Meral Akşener’e Temel Karamollaoğlu’na ambargo uygulayan Anadolu Ajansı, Muharrem İnce’ye bu desteği neden verdi?
*
Asrın liderimizin stratejisi gayet basitti…
Chp’yle yarışıyorum havası yarattı.
Seçimin Akp’yle Chp arasında geçtiğine inandırdı.
“Ya o, ya ben” noktasına taşıdı.
Kendisinin karşısına bilerek ve isteyerek “şeytanlaştırdığı Chp”yi koydu, öbürlerini gözden uzak tuttu, unutturdu.
Bu stratejiyle, Akp’den uzaklaşan merkez sağ ve milliyetçi seçmenin yeniden kendisine dönmesini sağladı.
“Aman Chp kazanmasın” diye düşünenler, telaşla geri döndü.
İyi Parti’ye Saadet’e giden oylar, kendisine geri aktı.
*
Akp’den kararlı şekilde ayrılan ve “ne olursa olsun artık Akp’ye oy vermeyeceğim” diyenler de, Mhp’de toplandı.
*
Bu hesap yapılmıştı.
Hesap cuk oturdu.
*
Ayrıca… Sekiz defa seçim kaybeden guguk kuşuyla, iki defa guguk kuşunu bile yenemeyen Muharrem İnce’nin, kendisine rakip makip olamayacağını gayet iyi biliyordu.
*
On defa mağluplardan bir galip çıkmayacağını bilmek için, siyasi deha olmaya gerek yoktu.
*
Sizin güvendiğiniz televizyon ve sizin güvendiğiniz gazete, asrın liderimiz tarafından kurgulanan bu zokayı yuttu.
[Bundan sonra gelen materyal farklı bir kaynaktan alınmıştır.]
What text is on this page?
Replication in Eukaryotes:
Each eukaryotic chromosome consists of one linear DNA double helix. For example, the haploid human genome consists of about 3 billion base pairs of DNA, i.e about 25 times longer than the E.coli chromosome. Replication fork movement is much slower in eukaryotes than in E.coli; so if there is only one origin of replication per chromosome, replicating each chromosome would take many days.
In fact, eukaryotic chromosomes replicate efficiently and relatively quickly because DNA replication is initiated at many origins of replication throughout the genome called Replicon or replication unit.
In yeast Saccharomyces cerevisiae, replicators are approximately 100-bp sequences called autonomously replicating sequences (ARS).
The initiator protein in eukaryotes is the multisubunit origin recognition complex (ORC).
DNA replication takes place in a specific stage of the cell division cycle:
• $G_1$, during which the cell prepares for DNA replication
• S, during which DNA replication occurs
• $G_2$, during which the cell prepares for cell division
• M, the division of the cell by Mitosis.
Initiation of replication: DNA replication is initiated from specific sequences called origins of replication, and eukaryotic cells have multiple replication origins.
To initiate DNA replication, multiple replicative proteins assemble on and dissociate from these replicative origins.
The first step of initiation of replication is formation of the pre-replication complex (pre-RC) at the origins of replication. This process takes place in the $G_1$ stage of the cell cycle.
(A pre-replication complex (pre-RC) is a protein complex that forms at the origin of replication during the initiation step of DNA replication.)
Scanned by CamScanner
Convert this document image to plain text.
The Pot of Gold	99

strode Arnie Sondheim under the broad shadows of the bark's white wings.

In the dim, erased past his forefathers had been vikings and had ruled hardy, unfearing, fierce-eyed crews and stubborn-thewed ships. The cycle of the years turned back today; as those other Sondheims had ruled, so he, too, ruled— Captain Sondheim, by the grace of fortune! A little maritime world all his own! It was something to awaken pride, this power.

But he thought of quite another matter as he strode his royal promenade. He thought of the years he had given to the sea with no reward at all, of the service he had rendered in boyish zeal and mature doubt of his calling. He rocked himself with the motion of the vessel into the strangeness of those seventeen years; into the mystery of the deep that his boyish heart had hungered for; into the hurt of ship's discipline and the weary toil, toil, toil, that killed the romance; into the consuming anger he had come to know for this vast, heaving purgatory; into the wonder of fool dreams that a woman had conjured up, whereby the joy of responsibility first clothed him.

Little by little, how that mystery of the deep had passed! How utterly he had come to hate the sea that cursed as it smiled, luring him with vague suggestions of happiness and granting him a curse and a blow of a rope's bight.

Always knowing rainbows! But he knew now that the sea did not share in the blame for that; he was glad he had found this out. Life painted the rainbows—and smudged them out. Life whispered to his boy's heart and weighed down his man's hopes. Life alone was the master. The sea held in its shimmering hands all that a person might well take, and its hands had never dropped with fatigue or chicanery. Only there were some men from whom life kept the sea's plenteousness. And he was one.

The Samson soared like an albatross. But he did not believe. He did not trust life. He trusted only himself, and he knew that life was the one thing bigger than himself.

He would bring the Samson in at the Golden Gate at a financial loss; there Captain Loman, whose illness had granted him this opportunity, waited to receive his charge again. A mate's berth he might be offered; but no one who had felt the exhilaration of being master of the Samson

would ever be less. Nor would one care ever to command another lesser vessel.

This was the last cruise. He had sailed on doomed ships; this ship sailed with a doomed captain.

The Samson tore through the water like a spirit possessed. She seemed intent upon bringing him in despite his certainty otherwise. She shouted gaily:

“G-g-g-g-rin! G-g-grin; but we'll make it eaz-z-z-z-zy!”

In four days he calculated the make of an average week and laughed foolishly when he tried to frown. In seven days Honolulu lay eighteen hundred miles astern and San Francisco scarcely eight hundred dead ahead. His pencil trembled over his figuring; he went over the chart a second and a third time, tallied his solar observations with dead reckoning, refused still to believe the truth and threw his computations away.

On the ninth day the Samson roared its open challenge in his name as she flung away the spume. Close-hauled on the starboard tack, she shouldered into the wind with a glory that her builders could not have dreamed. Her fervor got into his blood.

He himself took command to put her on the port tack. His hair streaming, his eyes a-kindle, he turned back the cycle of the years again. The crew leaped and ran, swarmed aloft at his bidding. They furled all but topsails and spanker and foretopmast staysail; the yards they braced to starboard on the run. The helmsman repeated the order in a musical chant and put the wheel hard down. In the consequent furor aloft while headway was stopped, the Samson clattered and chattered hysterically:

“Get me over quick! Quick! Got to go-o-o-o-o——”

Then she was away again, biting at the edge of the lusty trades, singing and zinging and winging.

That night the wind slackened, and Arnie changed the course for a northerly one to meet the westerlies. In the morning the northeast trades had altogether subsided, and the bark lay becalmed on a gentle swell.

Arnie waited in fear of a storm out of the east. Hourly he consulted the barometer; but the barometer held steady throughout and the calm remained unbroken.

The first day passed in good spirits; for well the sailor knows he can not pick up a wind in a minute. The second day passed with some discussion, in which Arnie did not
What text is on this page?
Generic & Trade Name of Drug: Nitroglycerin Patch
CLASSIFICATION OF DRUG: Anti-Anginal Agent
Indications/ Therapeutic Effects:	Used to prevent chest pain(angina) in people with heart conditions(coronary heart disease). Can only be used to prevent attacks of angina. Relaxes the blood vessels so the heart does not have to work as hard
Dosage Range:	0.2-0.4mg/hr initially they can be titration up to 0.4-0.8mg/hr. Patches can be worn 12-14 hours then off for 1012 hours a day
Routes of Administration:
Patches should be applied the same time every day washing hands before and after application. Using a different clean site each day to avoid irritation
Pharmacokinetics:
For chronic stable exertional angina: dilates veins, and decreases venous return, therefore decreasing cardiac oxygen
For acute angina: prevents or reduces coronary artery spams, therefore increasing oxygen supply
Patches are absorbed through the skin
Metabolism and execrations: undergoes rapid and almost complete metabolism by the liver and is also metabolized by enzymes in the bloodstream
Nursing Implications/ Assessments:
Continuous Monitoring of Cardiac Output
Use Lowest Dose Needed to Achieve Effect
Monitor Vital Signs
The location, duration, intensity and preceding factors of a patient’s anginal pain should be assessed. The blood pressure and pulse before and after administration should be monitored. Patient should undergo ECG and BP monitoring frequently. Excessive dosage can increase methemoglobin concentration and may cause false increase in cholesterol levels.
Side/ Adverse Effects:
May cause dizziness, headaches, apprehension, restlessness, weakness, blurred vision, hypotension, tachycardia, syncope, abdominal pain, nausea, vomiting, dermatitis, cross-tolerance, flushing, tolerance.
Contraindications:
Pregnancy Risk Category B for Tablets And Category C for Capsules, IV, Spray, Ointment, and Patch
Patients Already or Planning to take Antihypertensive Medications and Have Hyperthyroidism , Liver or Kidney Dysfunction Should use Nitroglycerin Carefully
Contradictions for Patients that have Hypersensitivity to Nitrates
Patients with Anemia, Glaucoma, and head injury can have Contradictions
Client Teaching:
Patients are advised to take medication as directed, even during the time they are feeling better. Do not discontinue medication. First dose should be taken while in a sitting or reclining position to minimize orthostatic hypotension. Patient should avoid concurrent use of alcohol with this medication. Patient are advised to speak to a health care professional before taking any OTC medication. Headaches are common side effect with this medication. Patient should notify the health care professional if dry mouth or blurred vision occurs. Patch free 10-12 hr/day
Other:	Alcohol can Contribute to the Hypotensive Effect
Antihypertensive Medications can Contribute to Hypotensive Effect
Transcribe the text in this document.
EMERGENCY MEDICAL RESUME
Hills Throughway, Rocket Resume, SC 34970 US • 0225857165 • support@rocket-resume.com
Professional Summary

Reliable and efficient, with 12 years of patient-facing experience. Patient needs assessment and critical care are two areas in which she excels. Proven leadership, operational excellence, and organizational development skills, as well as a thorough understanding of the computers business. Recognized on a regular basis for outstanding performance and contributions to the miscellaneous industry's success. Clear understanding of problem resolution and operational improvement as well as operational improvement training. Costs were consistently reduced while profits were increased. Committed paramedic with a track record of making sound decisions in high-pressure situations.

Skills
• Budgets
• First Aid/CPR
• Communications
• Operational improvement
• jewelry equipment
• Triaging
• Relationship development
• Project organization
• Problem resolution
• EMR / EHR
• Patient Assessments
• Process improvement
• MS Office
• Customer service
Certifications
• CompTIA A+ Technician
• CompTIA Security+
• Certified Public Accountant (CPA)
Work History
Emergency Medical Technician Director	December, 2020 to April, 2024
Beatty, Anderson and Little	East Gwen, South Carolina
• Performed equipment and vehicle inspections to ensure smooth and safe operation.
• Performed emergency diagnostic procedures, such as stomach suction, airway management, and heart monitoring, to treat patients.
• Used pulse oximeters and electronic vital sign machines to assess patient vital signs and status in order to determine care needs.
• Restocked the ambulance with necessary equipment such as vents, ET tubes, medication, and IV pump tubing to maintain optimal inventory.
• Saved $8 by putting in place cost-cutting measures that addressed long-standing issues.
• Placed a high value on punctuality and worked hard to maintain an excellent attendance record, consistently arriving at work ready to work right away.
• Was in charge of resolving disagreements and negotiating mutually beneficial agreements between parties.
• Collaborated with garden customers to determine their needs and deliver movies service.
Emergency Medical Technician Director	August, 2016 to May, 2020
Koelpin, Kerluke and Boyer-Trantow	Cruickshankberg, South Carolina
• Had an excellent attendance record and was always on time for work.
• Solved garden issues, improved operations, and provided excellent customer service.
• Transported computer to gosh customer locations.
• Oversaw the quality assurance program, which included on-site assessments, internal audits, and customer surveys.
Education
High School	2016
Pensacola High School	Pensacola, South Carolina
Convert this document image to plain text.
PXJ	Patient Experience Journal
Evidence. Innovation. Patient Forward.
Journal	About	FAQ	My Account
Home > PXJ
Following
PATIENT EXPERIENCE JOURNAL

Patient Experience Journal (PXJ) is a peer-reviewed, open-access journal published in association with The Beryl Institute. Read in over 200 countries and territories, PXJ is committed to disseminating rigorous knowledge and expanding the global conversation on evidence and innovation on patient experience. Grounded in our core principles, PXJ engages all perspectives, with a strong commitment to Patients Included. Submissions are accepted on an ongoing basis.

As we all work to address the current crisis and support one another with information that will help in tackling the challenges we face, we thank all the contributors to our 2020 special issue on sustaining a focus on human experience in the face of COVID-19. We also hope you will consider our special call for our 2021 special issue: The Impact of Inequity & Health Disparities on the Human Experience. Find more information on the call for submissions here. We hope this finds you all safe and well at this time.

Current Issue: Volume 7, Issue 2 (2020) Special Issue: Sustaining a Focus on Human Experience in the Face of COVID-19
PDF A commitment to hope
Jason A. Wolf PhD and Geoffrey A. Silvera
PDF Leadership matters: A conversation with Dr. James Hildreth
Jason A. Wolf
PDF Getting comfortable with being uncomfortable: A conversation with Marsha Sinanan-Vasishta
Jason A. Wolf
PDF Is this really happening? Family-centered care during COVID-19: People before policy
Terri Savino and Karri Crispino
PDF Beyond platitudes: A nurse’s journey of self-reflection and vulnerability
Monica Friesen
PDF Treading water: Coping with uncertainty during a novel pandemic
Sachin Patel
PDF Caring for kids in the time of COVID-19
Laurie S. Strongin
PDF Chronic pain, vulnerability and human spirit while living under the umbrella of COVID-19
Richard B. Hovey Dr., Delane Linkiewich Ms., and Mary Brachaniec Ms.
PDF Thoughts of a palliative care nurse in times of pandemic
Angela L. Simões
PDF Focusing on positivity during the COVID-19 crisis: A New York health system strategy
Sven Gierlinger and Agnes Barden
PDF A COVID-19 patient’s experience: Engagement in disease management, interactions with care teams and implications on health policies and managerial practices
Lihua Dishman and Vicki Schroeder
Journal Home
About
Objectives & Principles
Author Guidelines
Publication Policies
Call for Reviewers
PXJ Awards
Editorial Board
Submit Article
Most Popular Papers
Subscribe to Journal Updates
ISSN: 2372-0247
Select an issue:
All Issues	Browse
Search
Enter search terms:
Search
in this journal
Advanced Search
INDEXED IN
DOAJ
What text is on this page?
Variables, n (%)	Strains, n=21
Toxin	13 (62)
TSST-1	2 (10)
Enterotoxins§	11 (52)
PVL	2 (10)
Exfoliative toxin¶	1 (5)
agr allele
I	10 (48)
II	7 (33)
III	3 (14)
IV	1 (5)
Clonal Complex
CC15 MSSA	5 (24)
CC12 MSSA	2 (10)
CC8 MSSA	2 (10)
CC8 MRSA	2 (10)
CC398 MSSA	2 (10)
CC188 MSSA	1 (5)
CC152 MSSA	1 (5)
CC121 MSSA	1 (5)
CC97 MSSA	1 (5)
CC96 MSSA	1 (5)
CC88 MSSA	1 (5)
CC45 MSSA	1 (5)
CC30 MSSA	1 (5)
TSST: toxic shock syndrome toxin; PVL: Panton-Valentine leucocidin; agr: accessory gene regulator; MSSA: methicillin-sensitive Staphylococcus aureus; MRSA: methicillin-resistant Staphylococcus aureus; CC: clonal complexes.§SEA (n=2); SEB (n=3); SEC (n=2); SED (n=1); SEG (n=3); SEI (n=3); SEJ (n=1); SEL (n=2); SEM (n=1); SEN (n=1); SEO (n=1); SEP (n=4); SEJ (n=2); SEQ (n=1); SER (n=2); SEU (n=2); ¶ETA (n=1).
Seçim kampanyasının ilk günlerinde öne çıkarılan İyi Parti ve Saadet gündemden düşürüldü, “Chp kazanıyor” hayali pompalandı.
Akp seçmeni bu abartılı pompalamayla iyice kenetlendi, safları daha da sıklaştırdı.
*
Netice?
Muharrem İnce, ekmek için ekmeleddin’den bile sekiz puan daha az oy aldı.
Türkiye’nin rejimi değişti.
*
Guguk kuşuna gelince…
Devrimleri koruyamadı.
Cumhuriyet’i koruyamadı.
Tbmm’yi koruyamadı.
Koltuğunu korudu!
*
Umut Oran yok, Profesör Süheyl Batum yok, Hüsnü Bozkurt yok, Haluk Pekşen yok, Musa Çam yok, Gülsün Bilgehan yok, Profesör Metin Feyzioğlu’yla Profesör Ümit Kocasakal kapıdan içeri sokulmuyor.
Sezgin Tanrıkulu mecliste, Mehmet Bekaroğlu mecliste, Bülent Kuşoğlu mecliste, Tekin Bingöl mecliste.
*
Testi kırılmadan önce duymak istemediğiniz gerçekler buydu.
*
Muharrem İnce tarafından miting meydanlarında yuhalatılan ahlaksız gazeteci (!) olarak size yalan söylemek isterdim ama…
“Birbirimize daima gerçeği söyleyeceğiz, felaket veya mutluluk getirsin, iyi veya kötü olsun, daima gerçekten ayrılmayacağız” diyor Mustafa Kemal.
*
Gerekirse kariyerimizi, gerekirse kendimizi yakarız…
Daima Mustafa Kemal’in askeriyiz.
*
Kazananı tebrik ederiz ama, asla biat etmeyiz… Bunca felaketten sonra hâlâ maval okumak isteyen varsa, başka kapıya.